I'd welcome any feedback and corrections to the description or code. thanks!

Terence
PS If you're curious about the book, here's the publishers link:

http://pragprog.com/titles/tpdsl/language-implementation-patterns

It's at the printer as we speak! In stores by new years.

Terence Parr wrote:

Howdy,

I just finished a book called Language Implementation Patterns but I ran out of room at 400 pages before I could squeeze in an LLVM example. I left a link in the book to the ANTLR wiki so I can slap something together:

http://www.antlr.org/wiki/display/ANTLR3/LLVM

The code is good but the description was slapped together I'm afraid (i.e., don't take it as an example of the book quality. ha!). The example is cool because the same generator can emit LLVM IR or C code depending on which templates we use. It's simple enough that people might find it useful to learn about LLVM's IR and about source-to-source translators (I generate the text-based IR).

I'd welcome any feedback and corrections to the description or code. thanks!

Hi Terence,

Strangely enough, that wiki page appears to require a login to edit, and the login page doesn't have any facility for creating new accounts. I gave it a cursory glance and have a few edits:

"global variables start with @, but registers a local variables start with %."
'a local' --> 'and local'. Note that local variables *are* registers in LLVM parlance. Notably, there is no address-of operation.

"all basic blocks must start with a label (functions automatically get one)."
Not quite. Consider this IR:
   define void @test(i32, i32) {
     add i32 %0, %1
     br label %4
     ret void
   }
which uses anonymous values everywhere. %0 is the first argument, %1 is the second, %2 is the first basic block, %3 is the result from the add and %4 is the name of the second basic block. Confused yet? Here's how it looks through llvm-as | llvm-dis:
   define void @test(i32, i32) {
     %3 = add i32 %0, %1 ; <i32> [#uses=0]
     br label %4

   ; <label>:4 ; preds = %2
     ret void
   }
Just remember that all anonymous values are numbered sequentially through the .ll.

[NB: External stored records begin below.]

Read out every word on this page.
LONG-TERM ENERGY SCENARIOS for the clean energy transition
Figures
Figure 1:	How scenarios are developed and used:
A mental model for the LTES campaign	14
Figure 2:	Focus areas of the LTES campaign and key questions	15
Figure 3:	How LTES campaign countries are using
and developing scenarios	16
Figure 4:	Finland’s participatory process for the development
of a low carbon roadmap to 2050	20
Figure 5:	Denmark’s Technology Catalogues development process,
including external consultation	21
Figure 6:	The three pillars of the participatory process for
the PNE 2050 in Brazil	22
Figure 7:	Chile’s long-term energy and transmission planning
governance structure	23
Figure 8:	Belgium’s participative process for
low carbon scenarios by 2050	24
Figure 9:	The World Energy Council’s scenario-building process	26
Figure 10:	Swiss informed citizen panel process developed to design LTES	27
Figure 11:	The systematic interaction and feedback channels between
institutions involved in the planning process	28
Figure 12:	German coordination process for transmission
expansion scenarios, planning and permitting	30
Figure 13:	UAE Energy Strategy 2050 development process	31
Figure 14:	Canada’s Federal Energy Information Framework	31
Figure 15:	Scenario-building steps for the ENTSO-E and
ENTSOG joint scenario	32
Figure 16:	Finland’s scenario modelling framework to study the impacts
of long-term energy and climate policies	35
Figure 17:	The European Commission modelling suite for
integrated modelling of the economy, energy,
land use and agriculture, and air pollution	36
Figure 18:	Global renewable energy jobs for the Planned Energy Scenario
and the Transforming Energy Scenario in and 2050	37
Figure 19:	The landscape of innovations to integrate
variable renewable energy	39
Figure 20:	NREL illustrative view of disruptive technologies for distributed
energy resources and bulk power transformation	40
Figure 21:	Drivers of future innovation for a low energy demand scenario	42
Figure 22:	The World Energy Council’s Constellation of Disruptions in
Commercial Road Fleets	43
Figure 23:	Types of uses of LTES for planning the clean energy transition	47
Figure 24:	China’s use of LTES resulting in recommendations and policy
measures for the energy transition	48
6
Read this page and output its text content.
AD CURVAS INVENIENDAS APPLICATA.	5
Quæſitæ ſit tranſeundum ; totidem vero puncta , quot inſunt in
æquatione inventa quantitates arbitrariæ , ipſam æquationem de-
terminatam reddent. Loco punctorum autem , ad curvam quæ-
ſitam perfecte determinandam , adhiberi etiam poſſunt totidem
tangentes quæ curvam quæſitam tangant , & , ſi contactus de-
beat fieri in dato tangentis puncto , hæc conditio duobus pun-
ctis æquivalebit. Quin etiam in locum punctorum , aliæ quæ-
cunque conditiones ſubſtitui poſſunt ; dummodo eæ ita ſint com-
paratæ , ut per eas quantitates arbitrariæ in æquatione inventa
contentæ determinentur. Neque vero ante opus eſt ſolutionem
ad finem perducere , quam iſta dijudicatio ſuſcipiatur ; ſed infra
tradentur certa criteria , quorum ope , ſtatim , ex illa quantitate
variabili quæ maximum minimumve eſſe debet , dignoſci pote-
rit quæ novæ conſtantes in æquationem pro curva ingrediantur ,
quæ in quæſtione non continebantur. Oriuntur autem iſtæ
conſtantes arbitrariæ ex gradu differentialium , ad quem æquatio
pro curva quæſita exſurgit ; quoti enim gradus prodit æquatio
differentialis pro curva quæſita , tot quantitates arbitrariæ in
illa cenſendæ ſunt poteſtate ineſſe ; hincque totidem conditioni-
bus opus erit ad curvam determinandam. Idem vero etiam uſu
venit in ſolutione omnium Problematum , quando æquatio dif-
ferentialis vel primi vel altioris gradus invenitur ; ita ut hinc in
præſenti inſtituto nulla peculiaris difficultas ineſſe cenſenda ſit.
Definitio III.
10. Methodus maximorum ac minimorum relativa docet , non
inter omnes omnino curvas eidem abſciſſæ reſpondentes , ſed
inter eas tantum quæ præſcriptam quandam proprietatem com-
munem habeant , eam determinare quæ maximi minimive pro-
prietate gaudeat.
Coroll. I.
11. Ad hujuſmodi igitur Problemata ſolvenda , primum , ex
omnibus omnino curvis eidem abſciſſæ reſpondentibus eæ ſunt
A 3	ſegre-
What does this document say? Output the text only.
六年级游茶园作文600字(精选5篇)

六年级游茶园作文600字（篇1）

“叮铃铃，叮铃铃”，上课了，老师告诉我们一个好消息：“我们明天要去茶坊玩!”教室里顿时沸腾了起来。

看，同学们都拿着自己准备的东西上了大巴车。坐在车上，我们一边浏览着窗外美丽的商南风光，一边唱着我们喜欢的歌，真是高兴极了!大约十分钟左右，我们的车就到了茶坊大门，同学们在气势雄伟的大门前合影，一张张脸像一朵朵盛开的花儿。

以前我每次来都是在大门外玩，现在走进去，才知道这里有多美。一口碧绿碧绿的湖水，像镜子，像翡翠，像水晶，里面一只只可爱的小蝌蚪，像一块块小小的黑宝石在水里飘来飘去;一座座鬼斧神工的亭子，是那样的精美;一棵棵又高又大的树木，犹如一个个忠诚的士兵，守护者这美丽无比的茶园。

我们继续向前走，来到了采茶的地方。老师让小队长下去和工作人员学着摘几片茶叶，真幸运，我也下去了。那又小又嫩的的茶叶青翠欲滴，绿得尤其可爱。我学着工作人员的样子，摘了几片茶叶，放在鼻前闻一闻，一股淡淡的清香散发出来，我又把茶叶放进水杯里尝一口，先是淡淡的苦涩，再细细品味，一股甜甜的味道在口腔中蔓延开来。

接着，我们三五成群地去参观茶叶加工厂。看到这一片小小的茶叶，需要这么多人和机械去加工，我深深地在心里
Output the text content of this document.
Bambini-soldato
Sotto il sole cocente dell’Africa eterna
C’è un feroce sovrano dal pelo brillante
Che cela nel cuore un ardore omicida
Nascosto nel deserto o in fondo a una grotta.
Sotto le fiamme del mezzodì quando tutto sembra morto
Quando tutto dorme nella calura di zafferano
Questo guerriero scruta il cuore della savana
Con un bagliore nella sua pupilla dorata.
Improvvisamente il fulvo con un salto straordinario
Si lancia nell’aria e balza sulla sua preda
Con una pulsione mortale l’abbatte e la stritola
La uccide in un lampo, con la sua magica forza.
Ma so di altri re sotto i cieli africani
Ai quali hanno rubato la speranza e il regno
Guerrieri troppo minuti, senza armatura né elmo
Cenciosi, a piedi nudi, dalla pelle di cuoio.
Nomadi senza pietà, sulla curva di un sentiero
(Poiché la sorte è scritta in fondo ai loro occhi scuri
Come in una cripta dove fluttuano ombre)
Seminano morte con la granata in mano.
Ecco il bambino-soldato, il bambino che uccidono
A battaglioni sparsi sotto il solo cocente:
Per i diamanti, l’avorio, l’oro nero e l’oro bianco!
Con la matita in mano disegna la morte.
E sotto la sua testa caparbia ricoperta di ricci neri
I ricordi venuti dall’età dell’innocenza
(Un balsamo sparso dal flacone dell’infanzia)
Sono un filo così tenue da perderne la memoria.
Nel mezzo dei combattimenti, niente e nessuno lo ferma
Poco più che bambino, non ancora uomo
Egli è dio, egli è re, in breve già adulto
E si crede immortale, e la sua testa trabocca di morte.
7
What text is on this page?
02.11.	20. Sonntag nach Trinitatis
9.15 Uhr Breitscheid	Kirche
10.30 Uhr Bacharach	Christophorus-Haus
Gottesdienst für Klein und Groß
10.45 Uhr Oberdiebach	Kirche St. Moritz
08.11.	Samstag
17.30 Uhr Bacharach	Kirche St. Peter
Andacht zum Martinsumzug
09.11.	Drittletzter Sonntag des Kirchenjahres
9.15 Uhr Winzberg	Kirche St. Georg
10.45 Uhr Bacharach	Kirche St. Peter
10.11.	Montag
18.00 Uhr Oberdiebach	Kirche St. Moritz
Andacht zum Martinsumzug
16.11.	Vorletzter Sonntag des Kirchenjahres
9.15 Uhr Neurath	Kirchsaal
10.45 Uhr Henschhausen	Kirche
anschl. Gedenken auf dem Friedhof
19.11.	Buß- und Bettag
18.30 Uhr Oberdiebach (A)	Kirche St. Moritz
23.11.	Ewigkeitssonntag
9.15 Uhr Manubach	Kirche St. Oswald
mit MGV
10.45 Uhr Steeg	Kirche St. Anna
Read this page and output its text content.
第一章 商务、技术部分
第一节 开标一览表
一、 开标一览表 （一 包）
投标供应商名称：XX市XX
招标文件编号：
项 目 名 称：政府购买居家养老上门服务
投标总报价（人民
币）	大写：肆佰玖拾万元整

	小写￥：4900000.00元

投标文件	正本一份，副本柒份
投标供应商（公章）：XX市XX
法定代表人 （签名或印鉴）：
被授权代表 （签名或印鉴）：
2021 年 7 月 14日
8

We commonly leave off (even llvm-dis does it!) the first basic block's label because you aren't allowed to branch to it and there's never a need to mention it in a phi node.

At the end of the fibo example:
"
     ret i32 %r11
     ret i32 0
"
Surely you want to remove the 'ret i32 0' line.

In the print 99 example:
"
     ; get 99 into a register; t0 = 99+0 (LLVM has no load int instruction)
     %t0 = add i32 99,0
     ; call printf with "%d\n" and t0 as arguments
     call i32 (i8 *, ...)* @printf(i8* %ps, i32 %t0)
"
Is there any reason not to just write:
   ; call printf with "%d\n" and 99 as arguments
   call i32 (i8*, ...)* @printf(i8* %ps, i32 99)
? Doing an 'add i32 99, 0' is awfully awkward. If you really want to use a register here, the preferred trick is '%t0 = bitcast i32 99 to i32' since it's more general across different types -- but this sort of thing is strongly discouraged.

The link to llvm.org/docs/LangRef.html is far too well hidden given its importance to anyone trying to write in IR. I'm not sure exactly what to do with it yet.

Finally, congrats on finishing your book!

Nick